Community responds to failure


Jerry Hoffman

Two pedophiles walked away from the Mount Pleasant Center June 3. Although residents are supposed to be contacted through City Watch, many did not receive calls.

Ken Langton, center director, and Bill Yeagley, Public Safety director, along with members of a local group called Watchful Areawide Residents Notification Network presented opinions and facts to the commissioners.

The commissioners asked Yeagley and Langton to come to the meeting. WARNN members spoke during the public comment portion.

“The Mount Pleasant Center is the last of its kind in the state,” Langton said.

The center houses people with developmental disabilities as their main diagnosis. However, some clients also have a secondary diagnosis of a medical or mental illness.

“They are very complex in their care,” he said.

The center evaluated all the clients on the basis of how dangerous they are. If a dangerous patient is missing, he said, center staff call the police before they look for him.

“I’ve authorized a call to the police for certain people.”

Over the past three years, the clientele of the center has become increasingly more dangerous, although most of the clients the center serve are not violent, Langton said.

Clients come to the center as referrals from their local mental health agency or as court-ordered patients and those deemed incompetent to stand trial.

Judy Welsh, a representative of WARNN, said the residents of Mount Pleasant were in danger the night the two pedophiles left the center and were caught at the 7-Eleven, 302 W. Broomfield Road.

“Every child between the Mount Pleasant Center and (CMU) campus was in danger,” Welsh said.

She said the center could not be blamed for the problem, because it is mandated by the state.

WARNN has tried to work with state Rep. Sandy Caul to get more security at the center, but Caul said she believed it was not necessary, said Randy Golden, a WARNN representative.

“People are scared. After this last incident, I’ve heard more people talking about arming themselves,” Welsh said.

In an attempt to keep the community safe, Yeagley said the police department notified as many people as it could, using the City Watch system and foot officers, who put up posters as quickly as possible, faxes and calls to 24-hour businesses in the area.

The City Watch system didn’t function properly, he said. Some people did not receive calls, and some received the calls too late to make a difference.

“Recently, we discovered we had some problems with our database, and I’m confident we will have that fixed,” he said. “But (City Watch) is still not a cure-all.”

Many factors contributed to the failure of the system, he said, including the ability of residents to repeat the message, which goes out over six lines, the length of the message and the number of rings before a resident picks up the phone.

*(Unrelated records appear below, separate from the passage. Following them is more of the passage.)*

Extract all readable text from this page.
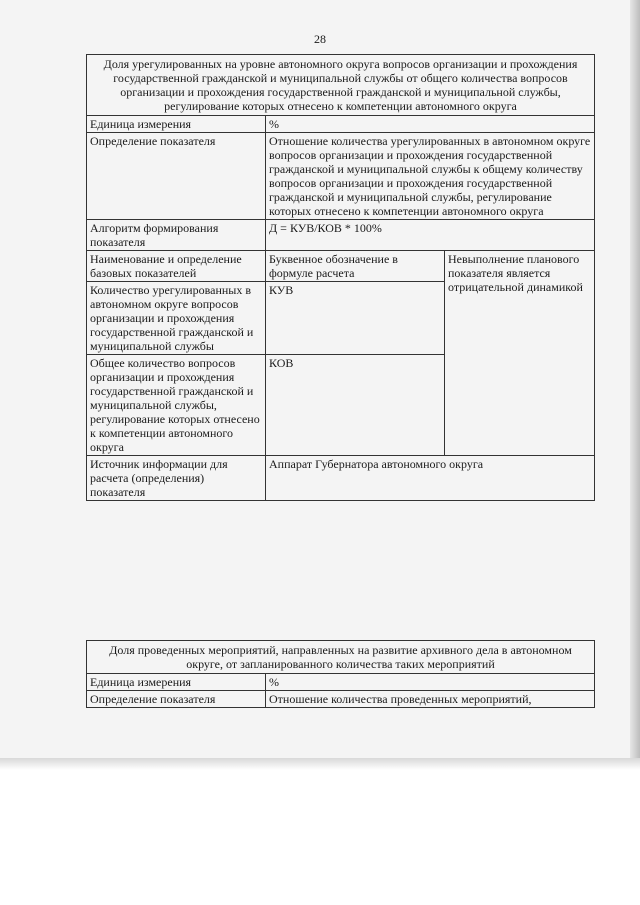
28
Доля урегулированных на уровне автономного округа вопросов организации и прохождения государственной гражданской и муниципальной службы от общего количества вопросов организации и прохождения государственной гражданской и муниципальной службы, регулирование которых отнесено к компетенции автономного округа		
Единица измерения	%	
Определение показателя	Отношение количества урегулированных в автономном округе вопросов организации и прохождения государственной гражданской и муниципальной службы к общему количеству вопросов организации и прохождения государственной гражданской и муниципальной службы, регулирование которых отнесено к компетенции автономного округа	
Алгоритм формирования показателя	Д = КУВ/КОВ * 100%	
Наименование и определение базовых показателей	Буквенное обозначение в формуле расчета	Невыполнение планового показателя является отрицательной динамикой
Количество урегулированных в автономном округе вопросов организации и прохождения государственной гражданской и муниципальной службы	КУВ	
Общее количество вопросов организации и прохождения государственной гражданской и муниципальной службы, регулирование которых отнесено к компетенции автономного округа	КОВ	
Источник информации для расчета (определения) показателя	Аппарат Губернатора автономного округа	
Доля проведенных мероприятий, направленных на развитие архивного дела в автономном округе, от запланированного количества таких мероприятий	
Единица измерения	%
Определение показателя	Отношение количества проведенных мероприятий,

Yeagley said new residents need to let the police know if they want their numbers in the City Watch database, but there is no way to specify whether the resident wants calls only at certain times or circumstances.

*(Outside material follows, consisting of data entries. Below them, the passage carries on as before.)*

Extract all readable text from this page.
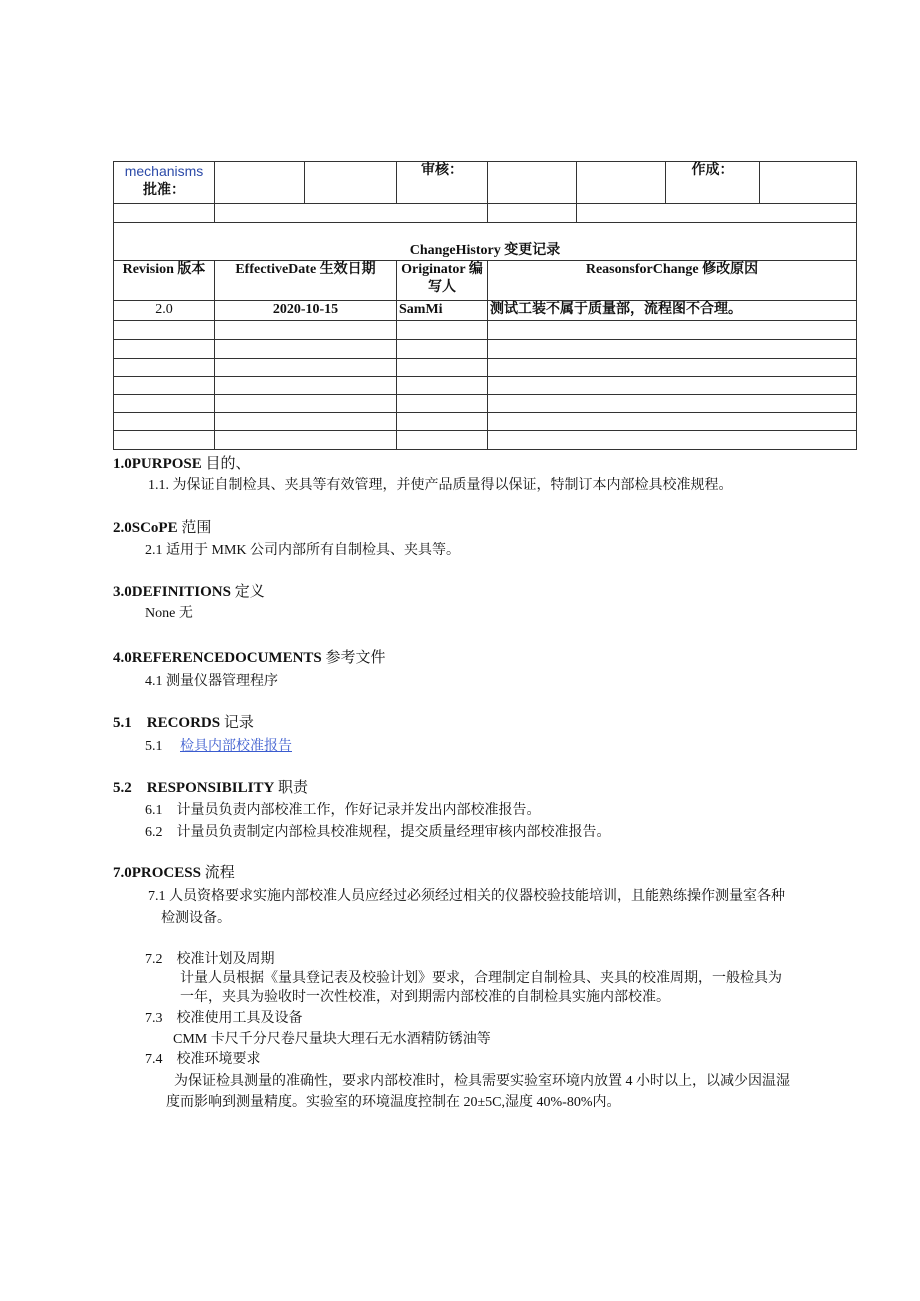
mechanisms 批准：			审核：			作成：	

ChangeHistory 变更记录							
Revision 版本	EffectiveDate 生效日期		Originator 编写人	ReasonsforChange 修改原因			
2.0	2020-10-15		SamMi	测试工装不属于质量部，流程图不合理。			

1.0PURPOSE 目的、
1.1. 为保证自制检具、夹具等有效管理，并使产品质量得以保证，特制订本内部检具校准规程。
2.0SCoPE 范围
2.1 适用于 MMK 公司内部所有自制检具、夹具等。
3.0DEFINITIONS 定义
None 无
4.0REFERENCEDOCUMENTS 参考文件
4.1 测量仪器管理程序
5.1　RECORDS 记录
5.1　 检具内部校准报告
5.2　RESPONSIBILITY 职责
6.1　计量员负责内部校准工作，作好记录并发出内部校准报告。
6.2　计量员负责制定内部检具校准规程，提交质量经理审核内部校准报告。
7.0PROCESS 流程
7.1 人员资格要求实施内部校准人员应经过必须经过相关的仪器校验技能培训，且能熟练操作测量室各种
检测设备。
7.2　校准计划及周期
计量人员根据《量具登记表及校验计划》要求，合理制定自制检具、夹具的校准周期，一般检具为
一年，夹具为验收时一次性校准，对到期需内部校准的自制检具实施内部校准。
7.3　校准使用工具及设备
CMM 卡尺千分尺卷尺量块大理石无水酒精防锈油等
7.4　校准环境要求
为保证检具测量的准确性，要求内部校准时，检具需要实验室环境内放置 4 小时以上，以减少因温湿
度而影响到测量精度。实验室的环境温度控制在 20±5C,湿度 40%-80%内。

“We’d rather give people information they don’t need, instead of not giving them enough.”

The City Watch system is tied in to the center, so Langton can access the message-recorder and get the system started as soon as possible, Yeagley said.

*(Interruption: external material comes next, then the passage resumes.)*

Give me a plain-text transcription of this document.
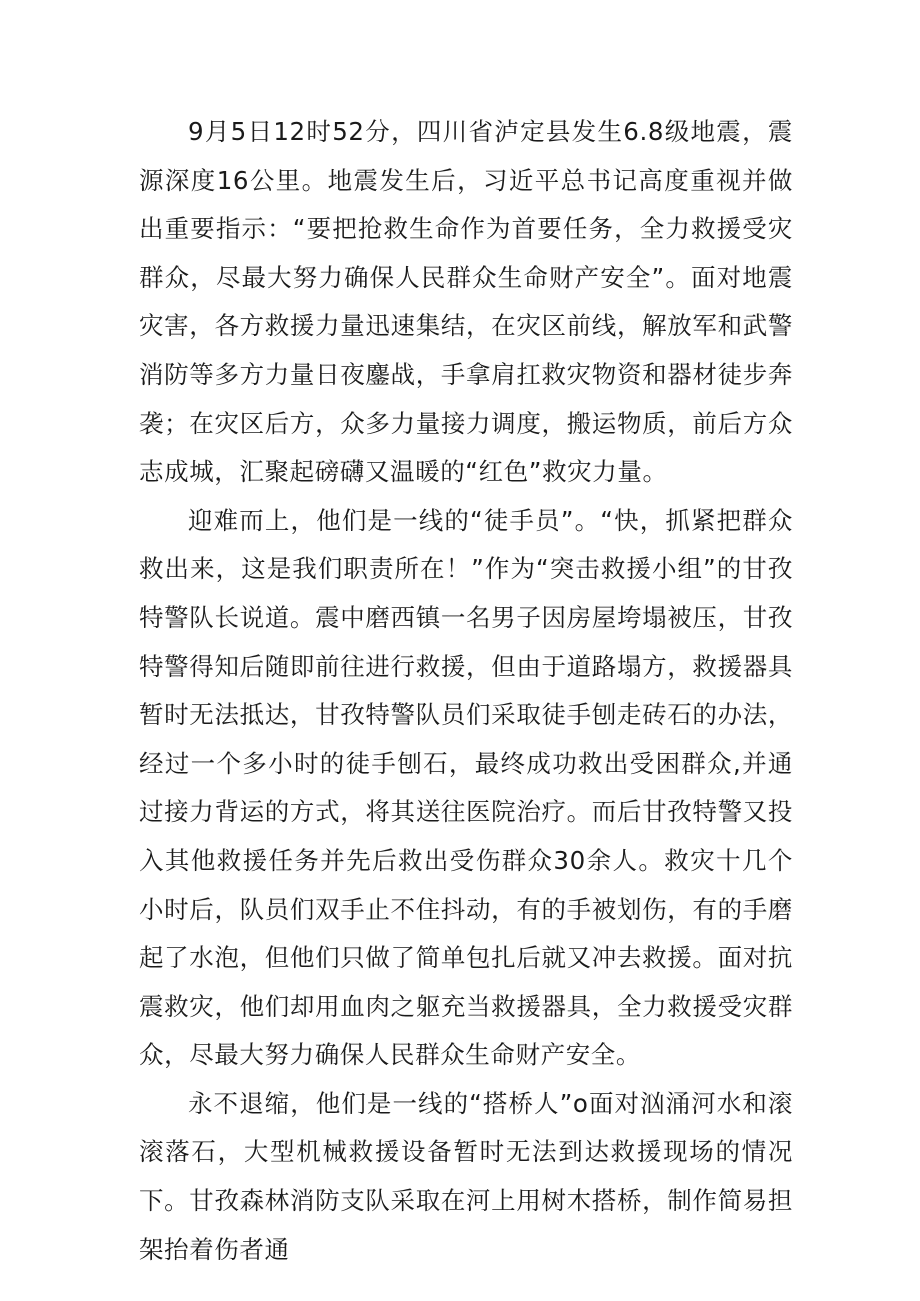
9月5日12时52分，四川省泸定县发生6.8级地震，震源深度16公里。地震发生后，习近平总书记高度重视并做出重要指示：“要把抢救生命作为首要任务，全力救援受灾群众，尽最大努力确保人民群众生命财产安全”。面对地震灾害，各方救援力量迅速集结，在灾区前线，解放军和武警消防等多方力量日夜鏖战，手拿肩扛救灾物资和器材徒步奔袭；在灾区后方，众多力量接力调度，搬运物质，前后方众志成城，汇聚起磅礴又温暖的“红色”救灾力量。

迎难而上，他们是一线的“徒手员”。“快，抓紧把群众救出来，这是我们职责所在！”作为“突击救援小组”的甘孜特警队长说道。震中磨西镇一名男子因房屋垮塌被压，甘孜特警得知后随即前往进行救援，但由于道路塌方，救援器具暂时无法抵达，甘孜特警队员们采取徒手刨走砖石的办法，经过一个多小时的徒手刨石，最终成功救出受困群众,并通过接力背运的方式，将其送往医院治疗。而后甘孜特警又投入其他救援任务并先后救出受伤群众30余人。救灾十几个小时后，队员们双手止不住抖动，有的手被划伤，有的手磨起了水泡，但他们只做了简单包扎后就又冲去救援。面对抗震救灾，他们却用血肉之躯充当救援器具，全力救援受灾群众，尽最大努力确保人民群众生命财产安全。

永不退缩，他们是一线的“搭桥人”o面对汹涌河水和滚滚落石，大型机械救援设备暂时无法到达救援现场的情况下。甘孜森林消防支队采取在河上用树木搭桥，制作简易担架抬着伤者通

“While the system didn’t operate as perfectly as I’d like, there is nothing wrong with the system,” he said.

The Commission wants to put together an inter-governmental board with Isabella County and Union Township to discuss how to keep residents safe.

“We need to be realists. I’m asking our community not to panic. I believe the center is doing all it can, but no one is perfect. We’re going to be working together to make sure our community is safe and the Center is achieving their goals,” said Mayor Mike Pittsley.

In other news:

• Yeo & Yeo presented the Comprehensive Annual Financial Report for 2001.

“The City is in sound financial position,” said Mike Zimmerman, Yeo & Yeo representative.

• A public hearing is set for July 8 to hear comment on vacating Livingston Street from Lyons Street to Upton Street.

• Vice Mayor Adam Miller was appointed to the Open Space and Farmland Preservation Committee.